Une présence canadienne permanente

            Si l’on veut que le Canada joue un rôle informé dans le développement et la prospérité à long terme du Caucase méridional, il va falloir établir une présence diplomatique canadienne permanente dans la région, idéalement dans les trois républiques. Selon le Comité, l’information recueillie justifie l’établissement d’une ambassade dans la région dans les meilleurs délais. La question de l’endroit où devrait se trouver l’ambassade est vite réglée du fait qu’il serait impossible de représenter l’Azerbaïdjan ou l’Arménie à partir du territoire de l’autre État. Pour cette raison, le Comité estime que le gouvernement du Canada doit ouvrir une ambassade en Géorgie qui serait responsable des relations du Canada avec les trois républiques transcaucasiennes. Le Canada devrait aussi envisager d’ouvrir des ambassades en Azerbaïdjan et en Arménie une fois que ces pays se seront entendus sur un règlement pacifique du conflit du Haut-Karabakh.

Recommandation 3

Le Comité recommande que, dans le contexte de la révision de sa politique à l’égard du Caucase méridional, le gouvernement du Canada envisage d’appuyer davantage les activités de l’OSCE de même que des mesures propres à instituer un climat favorable au règlement des conflits et à l’investissement étranger par le développement des institutions démocratiques et par la lutte contre la corruption dans les pays concernés. Pour ce qui est du Haut-Karabakh, le gouvernement du Canada devrait tirer parti de toutes les possibilités qu’offrent les relations bilatérales et les institutions multilatérales pour chercher un règlement au conflit.

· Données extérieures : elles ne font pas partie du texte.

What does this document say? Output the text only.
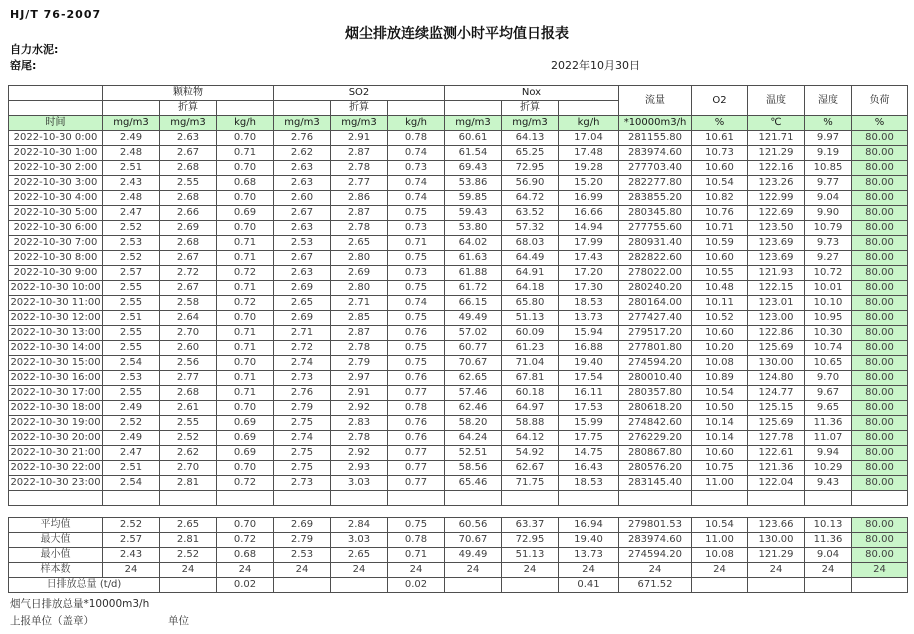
HJ/T 76-2007
烟尘排放连续监测小时平均值日报表
自力水泥:
窑尾:	2022年10月30日
	颗粒物			SO2			Nox			流量	O2	温度	湿度	负荷
		折算			折算			折算						
时间	mg/m3	mg/m3	kg/h	mg/m3	mg/m3	kg/h	mg/m3	mg/m3	kg/h	*10000m3/h	%	℃	%	%
2022-10-30 0:00	2.49	2.63	0.70	2.76	2.91	0.78	60.61	64.13	17.04	281155.80	10.61	121.71	9.97	80.00
2022-10-30 1:00	2.48	2.67	0.71	2.62	2.87	0.74	61.54	65.25	17.48	283974.60	10.73	121.29	9.19	80.00
2022-10-30 2:00	2.51	2.68	0.70	2.63	2.78	0.73	69.43	72.95	19.28	277703.40	10.60	122.16	10.85	80.00
2022-10-30 3:00	2.43	2.55	0.68	2.63	2.77	0.74	53.86	56.90	15.20	282277.80	10.54	123.26	9.77	80.00
2022-10-30 4:00	2.48	2.68	0.70	2.60	2.86	0.74	59.85	64.72	16.99	283855.20	10.82	122.99	9.04	80.00
2022-10-30 5:00	2.47	2.66	0.69	2.67	2.87	0.75	59.43	63.52	16.66	280345.80	10.76	122.69	9.90	80.00
2022-10-30 6:00	2.52	2.69	0.70	2.63	2.78	0.73	53.80	57.32	14.94	277755.60	10.71	123.50	10.79	80.00
2022-10-30 7:00	2.53	2.68	0.71	2.53	2.65	0.71	64.02	68.03	17.99	280931.40	10.59	123.69	9.73	80.00
2022-10-30 8:00	2.52	2.67	0.71	2.67	2.80	0.75	61.63	64.49	17.43	282822.60	10.60	123.69	9.27	80.00
2022-10-30 9:00	2.57	2.72	0.72	2.63	2.69	0.73	61.88	64.91	17.20	278022.00	10.55	121.93	10.72	80.00
2022-10-30 10:00	2.55	2.67	0.71	2.69	2.80	0.75	61.72	64.18	17.30	280240.20	10.48	122.15	10.01	80.00
2022-10-30 11:00	2.55	2.58	0.72	2.65	2.71	0.74	66.15	65.80	18.53	280164.00	10.11	123.01	10.10	80.00
2022-10-30 12:00	2.51	2.64	0.70	2.69	2.85	0.75	49.49	51.13	13.73	277427.40	10.52	123.00	10.95	80.00
2022-10-30 13:00	2.55	2.70	0.71	2.71	2.87	0.76	57.02	60.09	15.94	279517.20	10.60	122.86	10.30	80.00
2022-10-30 14:00	2.55	2.60	0.71	2.72	2.78	0.75	60.77	61.23	16.88	277801.80	10.20	125.69	10.74	80.00
2022-10-30 15:00	2.54	2.56	0.70	2.74	2.79	0.75	70.67	71.04	19.40	274594.20	10.08	130.00	10.65	80.00
2022-10-30 16:00	2.53	2.77	0.71	2.73	2.97	0.76	62.65	67.81	17.54	280010.40	10.89	124.80	9.70	80.00
2022-10-30 17:00	2.55	2.68	0.71	2.76	2.91	0.77	57.46	60.18	16.11	280357.80	10.54	124.77	9.67	80.00
2022-10-30 18:00	2.49	2.61	0.70	2.79	2.92	0.78	62.46	64.97	17.53	280618.20	10.50	125.15	9.65	80.00
2022-10-30 19:00	2.52	2.55	0.69	2.75	2.83	0.76	58.20	58.88	15.99	274842.60	10.14	125.69	11.36	80.00
2022-10-30 20:00	2.49	2.52	0.69	2.74	2.78	0.76	64.24	64.12	17.75	276229.20	10.14	127.78	11.07	80.00
2022-10-30 21:00	2.47	2.62	0.69	2.75	2.92	0.77	52.51	54.92	14.75	280867.80	10.60	122.61	9.94	80.00
2022-10-30 22:00	2.51	2.70	0.70	2.75	2.93	0.77	58.56	62.67	16.43	280576.20	10.75	121.36	10.29	80.00
2022-10-30 23:00	2.54	2.81	0.72	2.73	3.03	0.77	65.46	71.75	18.53	283145.40	11.00	122.04	9.43	80.00

平均值	2.52	2.65	0.70	2.69	2.84	0.75	60.56	63.37	16.94	279801.53	10.54	123.66	10.13	80.00
最大值	2.57	2.81	0.72	2.79	3.03	0.78	70.67	72.95	19.40	283974.60	11.00	130.00	11.36	80.00
最小值	2.43	2.52	0.68	2.53	2.65	0.71	49.49	51.13	13.73	274594.20	10.08	121.29	9.04	80.00
样本数	24	24	24	24	24	24	24	24	24	24	24	24	24	24
日排放总量 (t/d)			0.02			0.02			0.41	671.52				
烟气日排放总量*10000m3/h
上报单位（盖章）	单位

Le Comité recommande que le gouvernement du Canada ouvre une ambassade en Géorgie qui serait chargée des relations du Canada avec les trois républiques du Caucase méridional. Le gouvernement du Canada devrait aussi être prêt à envisager l’ouverture d’ambassades en Azerbaïdjan et en Arménie dans l’éventualité d’un règlement du conflit du Haut-Karabakh et d’un accroissement de la coopération au niveau régional.